Published in final edited form as: Glia. 2017 Aug 30;65(12):1990–2002. doi: 10.1002/glia.23209

FIGURE 2. HRas hyperactivation in mature oligodendrocytes decreases g-ratio.

FIGURE 2

A: Electron micrographs of myelinated axons in the corpus callosum (CC) at the midline of WT, pRsG/+, and pRsG/G mice 1 month after tamoxifen treatment.

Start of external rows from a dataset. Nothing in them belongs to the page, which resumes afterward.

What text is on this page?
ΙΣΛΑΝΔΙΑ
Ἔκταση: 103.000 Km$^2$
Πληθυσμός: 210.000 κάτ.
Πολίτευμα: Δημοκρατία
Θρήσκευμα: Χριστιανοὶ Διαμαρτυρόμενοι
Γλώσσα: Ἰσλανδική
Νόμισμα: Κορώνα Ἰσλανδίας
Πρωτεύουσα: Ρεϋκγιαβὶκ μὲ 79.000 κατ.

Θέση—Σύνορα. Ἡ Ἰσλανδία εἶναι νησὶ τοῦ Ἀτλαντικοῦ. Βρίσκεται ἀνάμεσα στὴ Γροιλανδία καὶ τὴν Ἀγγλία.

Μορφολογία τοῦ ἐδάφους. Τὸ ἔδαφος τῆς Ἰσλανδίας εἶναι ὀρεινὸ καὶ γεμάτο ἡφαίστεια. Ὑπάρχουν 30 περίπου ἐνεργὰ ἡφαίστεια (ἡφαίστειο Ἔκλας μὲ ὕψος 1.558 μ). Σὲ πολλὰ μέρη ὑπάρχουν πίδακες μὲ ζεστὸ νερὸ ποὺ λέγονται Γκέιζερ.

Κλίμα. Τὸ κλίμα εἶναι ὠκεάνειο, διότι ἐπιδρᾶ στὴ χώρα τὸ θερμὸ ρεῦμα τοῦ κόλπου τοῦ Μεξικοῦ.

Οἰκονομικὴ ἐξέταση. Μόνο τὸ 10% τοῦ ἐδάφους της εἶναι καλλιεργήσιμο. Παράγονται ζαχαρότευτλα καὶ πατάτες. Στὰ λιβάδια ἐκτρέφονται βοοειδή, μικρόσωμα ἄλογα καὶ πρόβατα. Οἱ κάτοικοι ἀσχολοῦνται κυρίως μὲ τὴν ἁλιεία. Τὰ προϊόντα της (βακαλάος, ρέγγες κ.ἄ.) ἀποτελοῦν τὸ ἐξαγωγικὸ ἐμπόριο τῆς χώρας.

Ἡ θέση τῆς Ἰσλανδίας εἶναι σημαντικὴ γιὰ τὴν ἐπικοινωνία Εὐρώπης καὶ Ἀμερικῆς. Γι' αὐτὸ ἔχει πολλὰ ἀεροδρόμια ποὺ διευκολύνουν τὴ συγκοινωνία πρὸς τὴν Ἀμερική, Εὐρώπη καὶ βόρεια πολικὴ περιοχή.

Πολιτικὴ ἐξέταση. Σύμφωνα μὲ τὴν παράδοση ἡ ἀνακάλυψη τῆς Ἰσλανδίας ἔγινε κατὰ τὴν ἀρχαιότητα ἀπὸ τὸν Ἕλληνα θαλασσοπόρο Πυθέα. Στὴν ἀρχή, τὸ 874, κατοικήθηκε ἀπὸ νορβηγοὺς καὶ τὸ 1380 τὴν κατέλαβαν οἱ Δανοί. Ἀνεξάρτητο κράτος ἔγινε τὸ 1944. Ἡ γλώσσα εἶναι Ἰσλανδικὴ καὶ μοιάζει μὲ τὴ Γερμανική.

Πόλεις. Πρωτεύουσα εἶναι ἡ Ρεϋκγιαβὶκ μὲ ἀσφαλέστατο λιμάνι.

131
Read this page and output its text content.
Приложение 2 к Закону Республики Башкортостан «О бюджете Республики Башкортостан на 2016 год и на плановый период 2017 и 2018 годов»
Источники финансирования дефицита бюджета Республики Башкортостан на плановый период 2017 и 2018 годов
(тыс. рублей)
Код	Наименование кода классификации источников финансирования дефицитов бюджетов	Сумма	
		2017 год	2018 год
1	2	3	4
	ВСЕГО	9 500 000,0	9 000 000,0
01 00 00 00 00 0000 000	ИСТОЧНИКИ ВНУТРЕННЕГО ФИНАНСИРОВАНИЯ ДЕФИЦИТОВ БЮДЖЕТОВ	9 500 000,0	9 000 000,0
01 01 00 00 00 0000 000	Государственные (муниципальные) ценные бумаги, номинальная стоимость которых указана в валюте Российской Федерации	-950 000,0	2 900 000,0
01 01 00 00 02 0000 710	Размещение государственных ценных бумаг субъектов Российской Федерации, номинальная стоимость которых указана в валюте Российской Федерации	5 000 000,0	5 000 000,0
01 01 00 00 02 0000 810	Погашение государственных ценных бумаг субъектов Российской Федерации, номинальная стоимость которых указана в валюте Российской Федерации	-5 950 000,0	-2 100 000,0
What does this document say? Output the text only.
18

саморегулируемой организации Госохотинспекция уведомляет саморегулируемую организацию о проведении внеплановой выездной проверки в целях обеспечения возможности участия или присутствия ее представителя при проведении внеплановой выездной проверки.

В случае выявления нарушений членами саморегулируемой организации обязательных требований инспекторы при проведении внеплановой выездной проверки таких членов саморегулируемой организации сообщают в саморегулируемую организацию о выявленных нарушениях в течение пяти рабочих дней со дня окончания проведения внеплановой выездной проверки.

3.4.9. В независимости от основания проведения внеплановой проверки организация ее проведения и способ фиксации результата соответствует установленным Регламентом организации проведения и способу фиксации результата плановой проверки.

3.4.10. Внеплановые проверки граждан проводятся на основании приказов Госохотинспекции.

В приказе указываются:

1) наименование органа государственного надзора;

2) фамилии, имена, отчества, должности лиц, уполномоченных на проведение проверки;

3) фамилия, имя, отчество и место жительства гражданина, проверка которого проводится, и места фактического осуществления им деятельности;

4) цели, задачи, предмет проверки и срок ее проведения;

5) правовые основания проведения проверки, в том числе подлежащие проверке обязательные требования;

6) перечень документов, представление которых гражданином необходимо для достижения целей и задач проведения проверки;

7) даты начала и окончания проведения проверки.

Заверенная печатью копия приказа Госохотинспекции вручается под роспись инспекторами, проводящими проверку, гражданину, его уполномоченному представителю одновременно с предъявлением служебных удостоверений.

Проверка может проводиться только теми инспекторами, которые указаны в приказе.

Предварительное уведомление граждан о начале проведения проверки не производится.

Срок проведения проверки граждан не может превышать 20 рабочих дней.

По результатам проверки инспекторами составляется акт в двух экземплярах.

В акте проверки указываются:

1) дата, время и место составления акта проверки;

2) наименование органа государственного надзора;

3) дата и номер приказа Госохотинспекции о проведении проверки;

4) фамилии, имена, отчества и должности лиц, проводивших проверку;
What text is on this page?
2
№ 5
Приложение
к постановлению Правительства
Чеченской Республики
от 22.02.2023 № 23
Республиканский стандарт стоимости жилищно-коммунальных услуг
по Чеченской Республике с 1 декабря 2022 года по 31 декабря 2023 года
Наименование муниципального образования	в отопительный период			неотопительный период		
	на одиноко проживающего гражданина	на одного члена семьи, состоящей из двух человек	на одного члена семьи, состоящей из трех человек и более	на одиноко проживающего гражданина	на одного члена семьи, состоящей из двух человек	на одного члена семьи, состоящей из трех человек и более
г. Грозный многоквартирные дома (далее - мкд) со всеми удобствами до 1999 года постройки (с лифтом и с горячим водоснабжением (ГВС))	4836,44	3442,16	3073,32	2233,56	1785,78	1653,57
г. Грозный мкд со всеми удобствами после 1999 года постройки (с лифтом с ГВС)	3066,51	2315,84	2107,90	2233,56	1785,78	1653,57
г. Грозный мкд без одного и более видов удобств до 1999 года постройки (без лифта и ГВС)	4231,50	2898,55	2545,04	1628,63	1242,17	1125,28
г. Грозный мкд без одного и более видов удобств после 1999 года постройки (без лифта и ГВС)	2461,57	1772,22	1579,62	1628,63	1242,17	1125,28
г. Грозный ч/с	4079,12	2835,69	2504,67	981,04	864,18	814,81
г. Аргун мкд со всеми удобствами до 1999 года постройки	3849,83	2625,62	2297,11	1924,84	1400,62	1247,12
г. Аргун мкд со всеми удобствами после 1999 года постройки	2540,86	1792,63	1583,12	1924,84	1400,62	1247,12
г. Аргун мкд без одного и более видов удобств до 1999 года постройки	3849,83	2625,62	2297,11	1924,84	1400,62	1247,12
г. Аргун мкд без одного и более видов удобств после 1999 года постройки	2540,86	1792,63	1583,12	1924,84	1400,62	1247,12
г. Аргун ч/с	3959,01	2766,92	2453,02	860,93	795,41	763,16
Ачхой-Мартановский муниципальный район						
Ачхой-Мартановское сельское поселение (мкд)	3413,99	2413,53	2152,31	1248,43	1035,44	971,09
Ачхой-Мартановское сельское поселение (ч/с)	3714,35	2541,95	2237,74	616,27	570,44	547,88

High magnifications (50,000×) are shown at right; regions with myelin decompaction (See also figure 3A) are indicated with arrows. B: Analysis of only myelinated axons indicates decreased g-ratio in pRsG/+ and pRsG/G mutants at 1 month (1mo, n= 3 mice per genotype) and 6 months (6mo, pRsG/+ mice; n= 5, pRsG/G mice; n= 3 mice) post-tamoxifen (****p<0.0001), as compared to g-ratio in WT mice (n= 6 mice). The g-ratio was further decreased in pRsG/+ and pRsG/G mutants at 6 months post-tamoxifen, as compared to pRsG/+ and pRsG/G mice 1 month after tamoxifen (####p<0.0001), respectively. C–D: Scatterplots and linear regression of the axon diameter vs. g-ratio from myelinated fibers in WT (black), pRsG/+ (pink), and pRsG/G (green) mice, 1 month (C) and 6 months (D) after tamoxifen treatment. The slopes of g-ratio vs. axon diameter are similar in HRas mutants compared to WT mice at 1 mo (C, black arrow); however, small g-ratio in HRas mutants is associated to small diameter axons at 6 mo (D, black arrow vs. red arrow). E: Evaluation of the diameter of myelinated axons shows significant decreases in pRsG/+ (n= 3 mice, **p=0.001) and pRsG/G (n= 3 mice, ****p<0.0001) 1 month after tamoxifen treatment, as compared to WT mice. One way ANOVA and Tukey’s multiple comparisons test was used in the analyses. All data are presented as the mean ± s.e.m.